Tale conclusione non può essere modificata neppure in base alle censure sollevate nelle premesse del ricorso circa l’asserita nullità, inefficacia o illegittimità dell’art. 7 del contratto, oggetto di riserva da parte del ricorrente. La disposizione in questione non rientra, infatti, tra le tassative ipotesi contemplate dall’art. 1341 cod.civ. fermo  restando che per constante orientamento giurisprudenziale la conclusione del contratto per atto pubblico vale ad escludere la necessità di approvazione scritta delle clausole vessatorie. Al contempo la norma pattizia oggetto della vertenza non può considerarsi ricompresa nell’alveo delle clausole vessatorie, di cui l’art. 33 del D.Lgs. 6 settembre 2005, n. 206 commina la nullità.
Come più sopra accennato non ci si può tuttavia esimere dal rilevare come la disposizione oggetto di contestazione (ma, per molti aspetti, le medesime considerazioni sono destinate a valere anche con riferimento ai citati artt. 4 e 7
bis) risulti oscura e di difficile interpretazione per il mutuatario.
Significativa la circostanza che la medesima tipologia contrattuale e, nello specifico, la medesima clausola (comunque intitolata o numerata) di cui si controverte nel presente procedimento, abbiano costituito oggetto, per analoghe ragioni, di vertenze in precedenza deferite all’Arbitro Bancario Finanziario da altri soggetti nei riguardi della medesima intermediaria. Ciò porta a ritenere che in linea generale la disposizione in esame non risulti essere stata adeguatamente valutata e percepita dai clienti. Anzi è la natura stessa del contratto di mutuo indicizzato ad una valuta estera (ancor prima che la singola disposizione) a non essere stata all’evidenza soppesata dai mutuatari, i quali non ne hanno inteso il carattere aleatorio messo in luce dalla giurisprudenza (cfr. Trib. Torino 15 ottobre 1996, Trib. Pescara 24 gennaio 1997, Trib. Napoli 1° marzo 1997, Trib. Roma 1° aprile 1997).

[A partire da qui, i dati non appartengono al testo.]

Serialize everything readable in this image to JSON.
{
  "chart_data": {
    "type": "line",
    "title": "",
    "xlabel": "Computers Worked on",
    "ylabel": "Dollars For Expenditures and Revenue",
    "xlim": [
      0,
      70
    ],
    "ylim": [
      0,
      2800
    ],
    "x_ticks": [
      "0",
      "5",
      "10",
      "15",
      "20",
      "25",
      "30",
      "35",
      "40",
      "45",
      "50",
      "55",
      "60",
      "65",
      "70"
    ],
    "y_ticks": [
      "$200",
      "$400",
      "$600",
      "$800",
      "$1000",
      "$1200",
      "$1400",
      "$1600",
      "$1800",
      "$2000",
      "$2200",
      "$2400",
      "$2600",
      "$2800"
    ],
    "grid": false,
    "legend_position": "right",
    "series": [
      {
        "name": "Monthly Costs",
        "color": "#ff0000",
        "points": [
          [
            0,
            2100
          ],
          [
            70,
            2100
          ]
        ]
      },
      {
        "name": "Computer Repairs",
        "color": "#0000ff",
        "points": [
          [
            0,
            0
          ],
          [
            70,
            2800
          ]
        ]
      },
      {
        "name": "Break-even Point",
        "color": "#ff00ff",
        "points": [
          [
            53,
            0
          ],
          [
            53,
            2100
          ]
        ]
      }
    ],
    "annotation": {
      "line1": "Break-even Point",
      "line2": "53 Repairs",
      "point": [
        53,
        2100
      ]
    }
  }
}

Pur non essendo stata versata agli atti la documentazione attinente alla fase precontrattuale, e in particolare il foglio informativo, si rileva come non risultino raggiunte quelle finalità, che, altresì prima dell’emanazione del D.Lgs. 13 agosto 2010, n. 141, le norme in tema di trasparenza si propongono di conseguire, ossia un’adeguata informativa
dei possibili clienti allo scopo, in primo luogo, di metterli in grado di compiere una scelta consapevole, optando tra le possibili alternative esistenti. Peraltro, anche l’unica contabile agli atti, quella finale, non fornisce una chiara giustificazione delle diverse voci riportate e soprattutto della quantificazione dei relativi importi.

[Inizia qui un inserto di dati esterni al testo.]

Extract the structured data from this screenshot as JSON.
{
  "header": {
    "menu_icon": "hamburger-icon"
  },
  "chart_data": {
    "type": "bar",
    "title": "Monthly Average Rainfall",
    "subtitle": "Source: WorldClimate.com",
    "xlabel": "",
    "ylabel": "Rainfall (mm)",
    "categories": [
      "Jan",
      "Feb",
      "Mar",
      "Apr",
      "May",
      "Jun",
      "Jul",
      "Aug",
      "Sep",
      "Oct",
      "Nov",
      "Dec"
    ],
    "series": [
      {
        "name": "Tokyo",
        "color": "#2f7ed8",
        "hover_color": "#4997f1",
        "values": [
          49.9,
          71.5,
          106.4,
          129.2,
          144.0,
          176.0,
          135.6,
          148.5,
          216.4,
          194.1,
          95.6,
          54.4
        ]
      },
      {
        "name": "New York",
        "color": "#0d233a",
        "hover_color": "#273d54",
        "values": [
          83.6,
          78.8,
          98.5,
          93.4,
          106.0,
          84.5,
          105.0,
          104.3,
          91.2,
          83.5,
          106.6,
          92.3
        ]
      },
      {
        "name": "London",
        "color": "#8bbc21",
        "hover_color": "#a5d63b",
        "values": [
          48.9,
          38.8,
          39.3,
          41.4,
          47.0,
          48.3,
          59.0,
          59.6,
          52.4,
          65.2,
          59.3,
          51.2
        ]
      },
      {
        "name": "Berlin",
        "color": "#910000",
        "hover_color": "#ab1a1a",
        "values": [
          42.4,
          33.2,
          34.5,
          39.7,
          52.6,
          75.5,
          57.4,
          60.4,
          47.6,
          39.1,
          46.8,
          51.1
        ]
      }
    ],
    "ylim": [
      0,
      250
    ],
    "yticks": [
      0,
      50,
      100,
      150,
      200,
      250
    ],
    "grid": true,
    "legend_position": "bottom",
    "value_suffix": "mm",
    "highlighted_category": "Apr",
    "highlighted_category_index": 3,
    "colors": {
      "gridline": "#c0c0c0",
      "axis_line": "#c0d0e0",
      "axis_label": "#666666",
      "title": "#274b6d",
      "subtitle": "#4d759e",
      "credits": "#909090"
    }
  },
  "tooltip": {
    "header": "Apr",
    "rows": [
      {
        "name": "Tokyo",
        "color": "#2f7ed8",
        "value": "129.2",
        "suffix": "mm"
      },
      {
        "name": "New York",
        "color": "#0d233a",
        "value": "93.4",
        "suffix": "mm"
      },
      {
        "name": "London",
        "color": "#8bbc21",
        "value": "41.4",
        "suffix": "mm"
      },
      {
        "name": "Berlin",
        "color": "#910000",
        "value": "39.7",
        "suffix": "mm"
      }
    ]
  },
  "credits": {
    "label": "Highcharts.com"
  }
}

A maggior ragione ove il cliente sia un consumatore, si dovrà fornire e garantire un’adeguata informativa, secondo quanto impongono non solo le norme codicistiche e il D.Lgs. n. 385 del 1993 (ossia il Testo Unico Bancario), ma anche il D.Lgs. n. 206 del 2005 (e cioè il Codice del Consumo), i cui principi generali, quali sanciti dal relativo art. 2, valgono, da un lato, a rafforzare i diritti contemplati da altre disposizioni di legge, fornendone, altresì, una particolare chiave ermeneutica e interpretativa, e, dall’altro, a colmare le lacune che nella tutela dei consumatori possono residuare da differenti, più specifiche previsioni normative.
Tale esigenza deve essere a maggior ragione tutelata a fronte di contratti quali quello in esame, che presentano rilevanti analogie ed elementi di contatto con alcuni rapporti di natura finanziaria.
Associandosi all’invito già in precedenza formulato dal Collegio di Roma (con la decisione n. 1302 del 2010) di garantire maggiore trasparenza delle condizioni contrattuali, questo Collegio, avvalendosi della facoltà di formulare indicazioni utili a migliorare le relazioni tra le banche e la clientela, auspica quindi a sua volta che sia dell’informativa precontrattuale che nella formulazione delle clausole del contratto gli intermediari curino l’effettiva
comprensibilità, anche da parte di soggetti non esperti, della caratteristiche e dei rischi tipici delle operazioni che si apprestano a formalizzare e delle conseguenze che ne possono derivare.
P.Q.M.
Il Collegio non accoglie il ricorso.
Il Collegio delibera, altresì, di rivolgere all’intermediario, ai sensi di cui in motivazione, indicazioni utili a favorire le relazioni con la clientela.